Primo tour all’estero per Hernandez & Sampedro

Il duo rock ravennate suona in Germana
e sogna l’America. La nostra intervista

Con 250 date in tutta Italia – tra cui un centinaio nella sola provincia di Ravenna – sono ormai ben conosciuti non solo nella nostra città. Nella loro carriera hanno aperto i concerti di Eugenio Finardi, Ryan Bingham, Vini Lopez (il primissimo batterista di Bruce Springsteen) e Turin Brakes, ma tra pochi giorni esporteranno per la prima volta la loro musica in due delle più belle città tedesche, Berlino e Amburgo. Loro sono Hernandez & Sampedro, il duo ravennate folk e country rock che affronterà – il 6 e 7 febbraio – le prime date all’estero. Un minitour che li porterà prima all’Unikat di Amburgo e poi al Lagari di Berlino, locale nello storico distretto artistico Neukölln, a cui David Bowie ha anche dedicato una canzone.

Ovviamente eccitatissimo, abbiamo contattato al telefono Luca “Hernandez” Damassa.

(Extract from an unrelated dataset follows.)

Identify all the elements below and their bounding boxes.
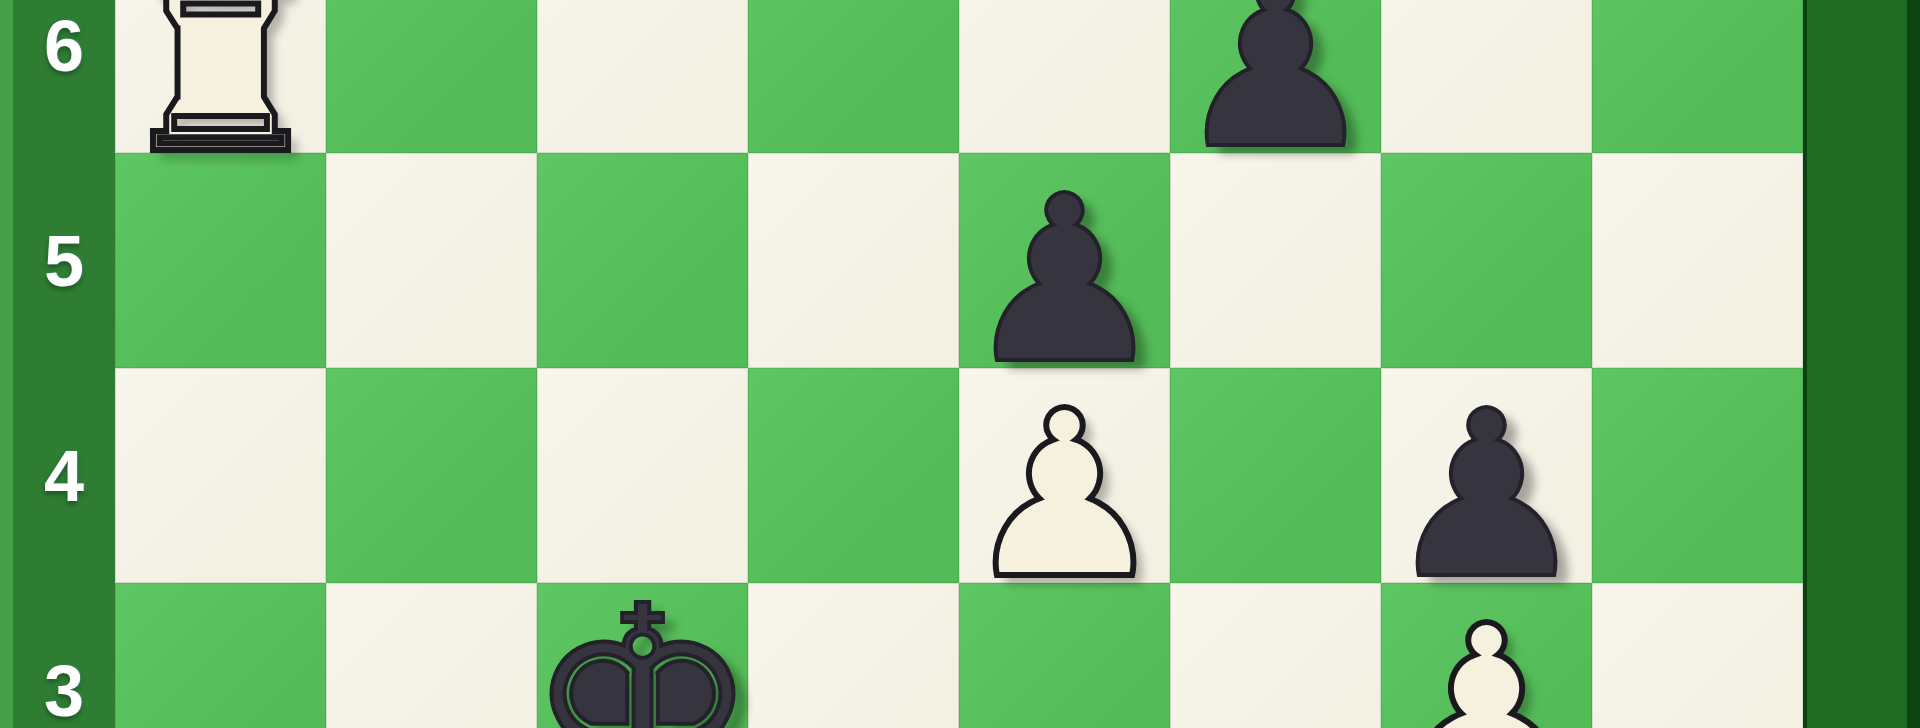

Ciao Luca, come siete arrivati a farvi conoscere in Germania?
«Da dopo l’uscita del nostro disco Happy Island avvenuta due anni fa, ho iniziato subito a contattare locali all’estero ed eccoci qua, pronti e ansiosi di sbarcare».
Avete in programma altre date all’estero?
«No, le due tedesche sono le ultime del tour. In seguito ci esibiremo un altro paio di volte in Italia, poi ci fermaremo per due o tre mesi per registrare il secondo album».
Come sarà il vostro secondo lavoro in studio?
«Mettiamola così: prima eravamo più Eagles, ora vogliamo essere più Social Distortion. Per i profani, vogliamo tirare fuori maggiormente l’anima rock dei pezzi, non tanto nei testi quanto nei suoni. Vogliamo far capire al pubblico che non siamo solo un duo, all’occorrenza possiamo anche essere una rock band. Ovviamente non mancheranno gli omaggi ai nostri artisti preferiti, come abbiamo sempre fatto, tra cui Pearl Jam, Springsteen, Neil Young, i Ramones».
In quali altri paesi vorreste esibirvi?
«Abbiamo un piccolo seguito di fan in Svezia, ci piacerebbe poterci suonare. Poi ovviamente in America, a New York o nel New Jersey, lo Stato che ha dato i natali a Springsteen, oppure in California».
Spesso si sente dire che all’estero i musicisti rock siano più apprezzati che in Italia, tu che ne pensi?
«Devo ammettere che anche in Italia ci si può sentire apprezzati. Certo, musicalmente parlando il nostro paese è indietro rispetto agli Stati Uniti o all’Inghilterra, ma anche nello stivale vi sono luoghi dove il pubblico risponde molto bene. Se suoni nel posto giusto, nella nicchia giusta e nel locale gestito dalle persone giuste, è bellissimo. Inoltre c’è da dire che all’estero tu sei il “forestiero” e quindi un po’ più apprezzato dei musicisti locali, ma ciò succede anche da noi: gli artisti esteri magari possono suscitare più curiosità rispetto ai locali. Con tutte i concerti che abbiamo fatto, non continueremmo a girare se non ci divertissimo».
Se potessi descrivere il tuo duo con una parola, quale useresti?
«Genuinità. Ciò a cui miriamo è scrivere musica sincera, genuina e semplice, con un messaggio che arrivi nell’immediato al pubblico. Non cerchiamo di scrivere pezzi difficili e innovativi, bensì semplici e originali. Per inventare qualcosa di nuovo oggigiorno nella musica bisogna avere menti fuori dal comune».